Lab Test Interferences False-positive urinary protein results may occur because of alkalinization of urine.
Adverse Reactions
CNS: Drowsiness; confusion; sensory disturbances, including paresthesia and loss of appetite; convulsions. DERM: Skin rash; urticaria. EENT: Transient myopia; photosensitivity; hearing disturbances; sore throat. GI: Nausea; vomiting; diarrhea; melena. GU: Polyuria; hematuria; glycosuria. HEMA: Blood dyscrasias, including agranulocytosis and aplastic anemia; unusual bleeding or bruising. HEPA: Hepatic insufficiency. OTHER: Flaccid paralysis; fever; flank or loin pain; severe adverse reactions associated with sulfonamides, including Stevens-Johnson syndrome and toxic epidermal necrolysis.
Precautions
Pregnancy: Category C. Lactation: Undetermined. Dose increases: Increasing dose does not augment diuresis but may increase drowsiness and paresthesias. Pulmonary conditions: Use in pulmonary obstruction and emphysema may aggravate or precipitate acidosis.
PATIENT CARE CONSIDERATIONS
Administration/Storage
Administer with food. Tablets can be crushed and mixed with sweet foods to mask bitter taste.
Do not crush sustained-release capsules; open and sprinkle contents on food.
To prevent dehydration, give patient 2000 to 3000 ml/day of fluids, unless contraindicated.
Store in a cool, dry location at room temperature.
Assessment/Interventions
Obtain patient history, including drug history and any known allergies.
Assess baseline CBC and platelet count before initiating therapy. Monitor at regular intervals.
If medication is being used as diuretic, monitor weight and I&O throughout therapy.
Monitor electrolyte levels throughout therapy.
Take appropriate seizure precautions.
Observe for signs of sulfonamide allergy and toxicity (eg, fever, rash, fluid retention).

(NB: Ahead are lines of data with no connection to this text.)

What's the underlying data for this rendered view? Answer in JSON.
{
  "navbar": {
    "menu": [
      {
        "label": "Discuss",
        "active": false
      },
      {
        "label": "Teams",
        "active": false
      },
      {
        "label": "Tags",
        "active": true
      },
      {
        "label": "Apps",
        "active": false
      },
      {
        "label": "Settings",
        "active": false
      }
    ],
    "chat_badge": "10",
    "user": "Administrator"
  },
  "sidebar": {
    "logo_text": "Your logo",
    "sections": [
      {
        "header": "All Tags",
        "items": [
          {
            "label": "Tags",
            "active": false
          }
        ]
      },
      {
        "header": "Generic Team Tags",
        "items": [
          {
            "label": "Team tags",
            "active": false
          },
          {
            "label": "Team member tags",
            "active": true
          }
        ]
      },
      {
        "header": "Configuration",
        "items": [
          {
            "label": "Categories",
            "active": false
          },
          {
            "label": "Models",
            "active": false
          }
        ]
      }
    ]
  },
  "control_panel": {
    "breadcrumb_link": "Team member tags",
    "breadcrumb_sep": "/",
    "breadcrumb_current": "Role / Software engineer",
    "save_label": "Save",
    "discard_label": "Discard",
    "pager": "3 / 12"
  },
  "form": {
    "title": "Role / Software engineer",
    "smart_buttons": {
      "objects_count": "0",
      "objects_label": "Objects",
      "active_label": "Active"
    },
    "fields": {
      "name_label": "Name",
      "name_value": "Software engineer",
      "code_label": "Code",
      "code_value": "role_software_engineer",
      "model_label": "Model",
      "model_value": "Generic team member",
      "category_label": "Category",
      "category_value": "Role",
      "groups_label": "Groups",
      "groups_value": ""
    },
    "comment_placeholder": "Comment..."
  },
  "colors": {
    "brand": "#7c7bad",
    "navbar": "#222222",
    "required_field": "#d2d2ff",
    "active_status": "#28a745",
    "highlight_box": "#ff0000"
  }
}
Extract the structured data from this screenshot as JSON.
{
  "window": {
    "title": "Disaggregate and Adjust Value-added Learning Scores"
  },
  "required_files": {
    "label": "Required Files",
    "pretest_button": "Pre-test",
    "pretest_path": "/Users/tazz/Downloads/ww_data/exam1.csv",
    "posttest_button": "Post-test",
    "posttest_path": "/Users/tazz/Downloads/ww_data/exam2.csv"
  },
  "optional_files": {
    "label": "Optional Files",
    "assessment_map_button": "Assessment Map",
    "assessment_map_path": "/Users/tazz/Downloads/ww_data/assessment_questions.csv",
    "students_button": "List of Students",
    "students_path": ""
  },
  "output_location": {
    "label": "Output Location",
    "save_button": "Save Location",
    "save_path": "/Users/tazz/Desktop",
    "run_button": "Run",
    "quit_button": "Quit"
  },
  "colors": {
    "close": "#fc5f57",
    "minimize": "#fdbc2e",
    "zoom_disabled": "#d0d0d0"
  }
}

Check for signs of hypokalemia (eg, low serum potassium levels, muscle weakness, cardiac arrhythmia) and metabolic acidosis (eg, confusion, drowsiness, lethargy, headache, abdominal pain, cardiac arrhythmia, Kussmaul respirations).
In patients with glaucoma, monitor IOP frequently.

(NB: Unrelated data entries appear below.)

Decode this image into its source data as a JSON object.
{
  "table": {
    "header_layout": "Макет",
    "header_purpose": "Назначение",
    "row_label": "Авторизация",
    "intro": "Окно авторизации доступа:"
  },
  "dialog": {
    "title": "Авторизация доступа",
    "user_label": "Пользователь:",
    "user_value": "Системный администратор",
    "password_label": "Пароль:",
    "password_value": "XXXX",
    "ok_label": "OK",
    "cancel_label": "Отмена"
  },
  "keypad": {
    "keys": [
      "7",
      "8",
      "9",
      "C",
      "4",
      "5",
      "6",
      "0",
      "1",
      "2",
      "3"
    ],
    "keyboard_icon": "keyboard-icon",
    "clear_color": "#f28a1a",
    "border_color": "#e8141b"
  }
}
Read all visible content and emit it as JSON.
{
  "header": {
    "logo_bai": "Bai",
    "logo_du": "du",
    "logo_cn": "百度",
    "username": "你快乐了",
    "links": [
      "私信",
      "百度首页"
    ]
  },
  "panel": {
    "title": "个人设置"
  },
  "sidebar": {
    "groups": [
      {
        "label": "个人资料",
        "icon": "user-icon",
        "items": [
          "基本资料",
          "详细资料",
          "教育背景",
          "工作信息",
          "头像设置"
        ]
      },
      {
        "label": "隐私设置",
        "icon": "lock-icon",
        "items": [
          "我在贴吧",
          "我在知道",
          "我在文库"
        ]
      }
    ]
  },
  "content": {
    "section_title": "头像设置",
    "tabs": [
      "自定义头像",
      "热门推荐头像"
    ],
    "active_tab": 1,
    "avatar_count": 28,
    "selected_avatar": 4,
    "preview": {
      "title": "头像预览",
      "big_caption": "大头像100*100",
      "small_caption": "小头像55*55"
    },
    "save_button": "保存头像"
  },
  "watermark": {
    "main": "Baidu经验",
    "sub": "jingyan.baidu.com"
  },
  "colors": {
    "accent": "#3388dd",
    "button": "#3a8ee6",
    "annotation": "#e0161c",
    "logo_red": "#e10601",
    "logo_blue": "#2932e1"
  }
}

Notify physician immediately if patient develops increased difficulty in breathing or signs of toxicity (eg, drowsiness, anorexia, nausea, vomiting, dizziness, paresthesia, ataxia, tremor, tinnitus).
Notify physician if the following signs occur: Sore throat, fever, unusual bleeding or bruising, tingling or tremors in hands or feet, loin pain, or skin rash.
Patient/Family Education
Advise patient to take medication with food to decrease gastric irritation and upset.
Instruct seizure patients not to stop taking medication suddenly because doing so can cause seizures.
Caution patient to avoid sudden or rapid position changes to prevent orthostatic hypotension.
Advise patient to eat foods high in potassium and to avoid black licorice.
Caution patient about possible temporary difficulty with far vision.
Advise patient that drug may cause drowsiness and to use caution while driving or performing other tasks requiring mental alertness.
Encourage patient to carry medical ID card or wear Medi-Alert bracelet if taking drug for control of seizures.
Instruct patient not to take any otc medications without consulting physician.